The Forgotten Risk - Outages During Key Moments





Every estate has a plan for the lights going out. Generators are tested, batteries checked, procedures rehearsed. But when the internet fails, too often the response is improvisation. And in modern estates, where so much of daily life depends on connectivity, improvisation is not enough.


The truth is that connectivity is now a critical utility. It underpins business activity, security oversight, staff coordination, and even guest experience. When the line drops during a board call, when cameras fall offline, or when cloud systems grind to a halt, it isn’t just an inconvenience. It’s visible downtime, and downtime is the one thing principals tend not to tolerate well.

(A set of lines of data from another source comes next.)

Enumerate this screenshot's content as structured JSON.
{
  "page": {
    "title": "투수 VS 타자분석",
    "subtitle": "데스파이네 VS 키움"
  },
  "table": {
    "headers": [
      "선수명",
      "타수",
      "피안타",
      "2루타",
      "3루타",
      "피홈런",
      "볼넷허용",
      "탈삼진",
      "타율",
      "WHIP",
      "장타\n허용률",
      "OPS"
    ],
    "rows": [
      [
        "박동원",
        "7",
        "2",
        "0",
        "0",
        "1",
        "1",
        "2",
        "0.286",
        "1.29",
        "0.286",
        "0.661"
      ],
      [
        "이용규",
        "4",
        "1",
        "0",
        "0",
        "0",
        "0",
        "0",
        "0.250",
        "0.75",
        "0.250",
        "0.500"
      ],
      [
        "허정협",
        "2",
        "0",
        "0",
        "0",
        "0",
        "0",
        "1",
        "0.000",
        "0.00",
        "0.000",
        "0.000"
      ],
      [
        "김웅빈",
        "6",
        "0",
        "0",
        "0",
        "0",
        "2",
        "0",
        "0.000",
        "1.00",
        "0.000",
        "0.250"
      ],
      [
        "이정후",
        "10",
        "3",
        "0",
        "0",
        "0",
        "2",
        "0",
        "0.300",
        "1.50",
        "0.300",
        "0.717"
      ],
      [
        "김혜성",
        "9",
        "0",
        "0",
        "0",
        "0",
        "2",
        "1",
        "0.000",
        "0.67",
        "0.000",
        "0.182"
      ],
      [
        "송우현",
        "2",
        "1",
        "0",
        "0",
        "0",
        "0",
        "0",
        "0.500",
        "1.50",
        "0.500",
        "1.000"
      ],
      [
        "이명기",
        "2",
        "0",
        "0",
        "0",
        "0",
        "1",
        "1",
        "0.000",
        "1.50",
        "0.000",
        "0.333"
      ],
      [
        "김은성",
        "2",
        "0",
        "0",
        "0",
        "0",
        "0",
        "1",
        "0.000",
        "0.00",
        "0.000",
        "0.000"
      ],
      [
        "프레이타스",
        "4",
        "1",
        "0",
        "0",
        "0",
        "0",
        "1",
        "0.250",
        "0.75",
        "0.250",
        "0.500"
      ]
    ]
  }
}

In one client we worked with, the principal was convinced they had redundancy. A second line had been installed, but had never been configured to take over automatically in the event of the primary line failing. Calls still collapsed at crucial moments. The investment was there, but the system had never been tested. It’s a story we see often, resilience assumed, rather than proven.

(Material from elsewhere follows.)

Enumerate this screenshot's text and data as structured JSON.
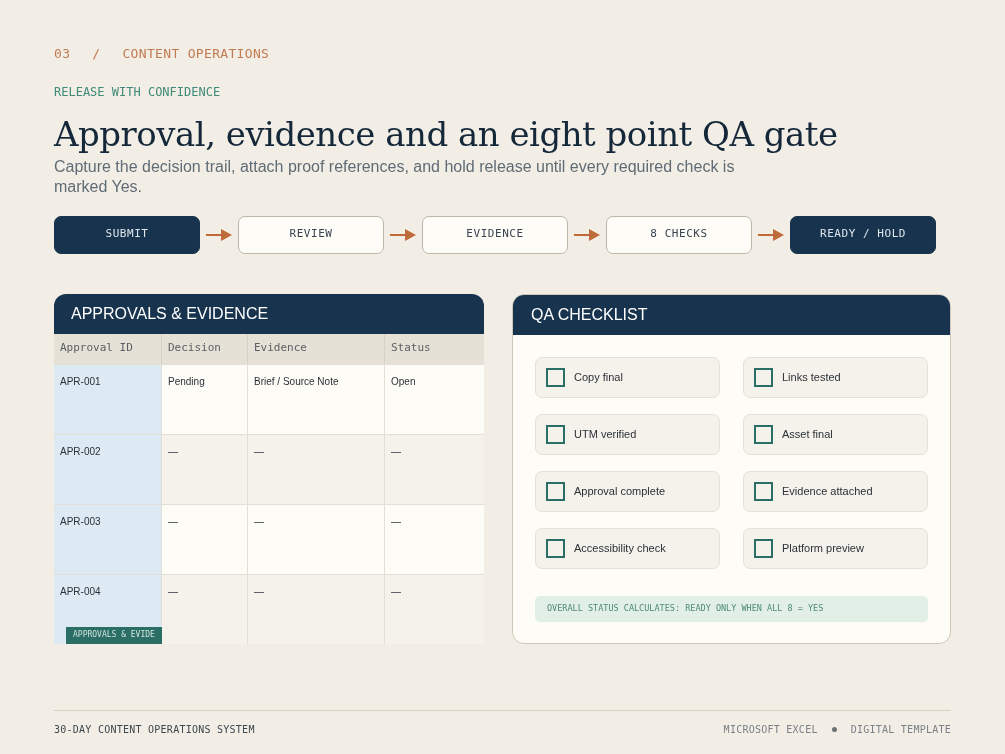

What makes this such a blind spot is that estates treat connectivity differently to other essentials. Power and water are managed with rigour. Continuity is expected, interruptions planned for. Connectivity, however, is often left to “good enough.” Yet the impact of a digital outage can be just as disruptive, halting productivity, undermining security, and eroding confidence.





The solution is not more technology, but more disciplined system design. Continuity must be thought of in the same way principals think about their companies, as an uptime guarantee. Estates should move away from asking “what if the internet goes down?” and instead ask “what’s our continuity percentage?” When framed as system performance, rather than emergency response, continuity becomes something measurable, improvable, and reassuring.


At its simplest, this means more than having a second line. It means designing connectivity with layers of resilience, automatic failover that switches invisibly, mobile backup to absorb the unexpected, and monitoring that tells staff about an issue before the principal ever notices. Just as importantly, these systems must be tested, rehearsed, and optimised, regularly, because resilience that isn’t proven is little more than KLM a theory.


The difference this makes is striking. That same residence, once plagued by failed calls, now operates without interruption. Board meetings run smoothly. Security remains consistent. Guests never ask for Wi-Fi codes twice. The principal doesn’t think about connectivity anymore, which is exactly the point. Continuity, once fragile, is now invisible.


Connectivity is no longer an add, on to estate life. It is an essential system, and like every system, its true measure is performance. Estates that optimise for uptime, rather than hoping for the best, not only avoid disruption but also deliver the quiet assurance principals expect. In the end, continuity isn’t about preventing outages; it’s about ensuring they no longer matter.